I am guessing that what you are looking for is more like a small 1-person tent. The original intention of a bivy sack was exactly that - a waterproof, windproof sack that you carried on a climb in case of a planned or forced bivuoac. Therefore, they are all designed to be basically just a sack into which you could climb to provide shelter from rain, wind, and snow, and would thus provide a bit of warmth while tied into a ledge somewhere on a climb. They are a step up from the cagoule+footsack (as someone noted here a while back, cagoules are hard to find anymore). My old Cairn climbing rucksack has a fold-out inner liner that works well as a footsack, coming up to my waist, while a cagoule would come down to my knees, providing a reasonable overlap. Insulation was provided by a down parka and down-filled elephant foot (a half-bag). The only extra weight you were carrying was the elephant foot, since you carried the down parka for belay stances, gear in the pack, and the cagoule for rain and wind protection.

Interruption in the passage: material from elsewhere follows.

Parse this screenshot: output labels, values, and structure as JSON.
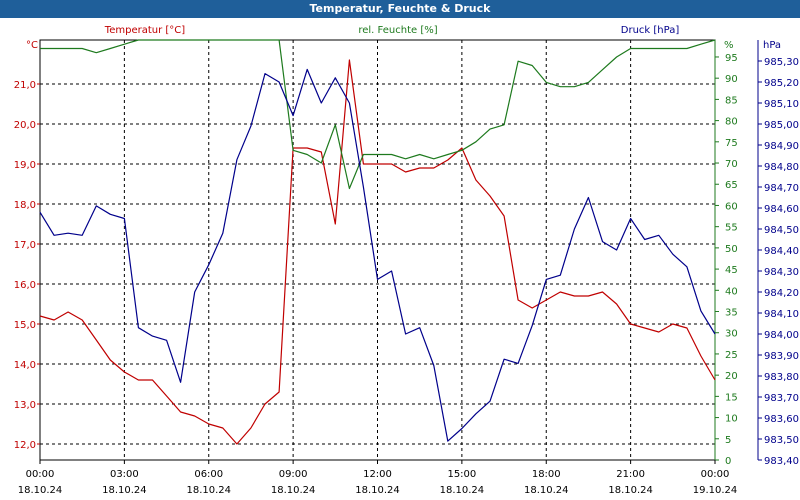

So bivy sacks really are intended for just you and your sleeping bag, and maybe a narrow 3/4 length ensolite pad, basically just a sleeping bag cover. They aren't intended as a tent substitute. There are small 1-person tents like my SierraWest tent that aren't a lot bigger than a bivy. I can take my boots inside the SierraWest and some of the other gear. But the main pack stays outside.

Since bivies are intended only for a bivouac, they are only big enough for a person, with the pack staying outside. You don't sit up or stand inside one, but sit up wearing it like your sleeping bag. One bivy I have, a heavy one that REI sold for a while called the Cyclops, has arm holes for you to sit up while you cook (problem is it lets the mosquitoes in at the face and arm holes, plus it is way too heavy). Maybe what you are looking for is one of the Integral Designs guide shelters. These are larger than the SierraWest 1-person "tent/bivy", but still small and light.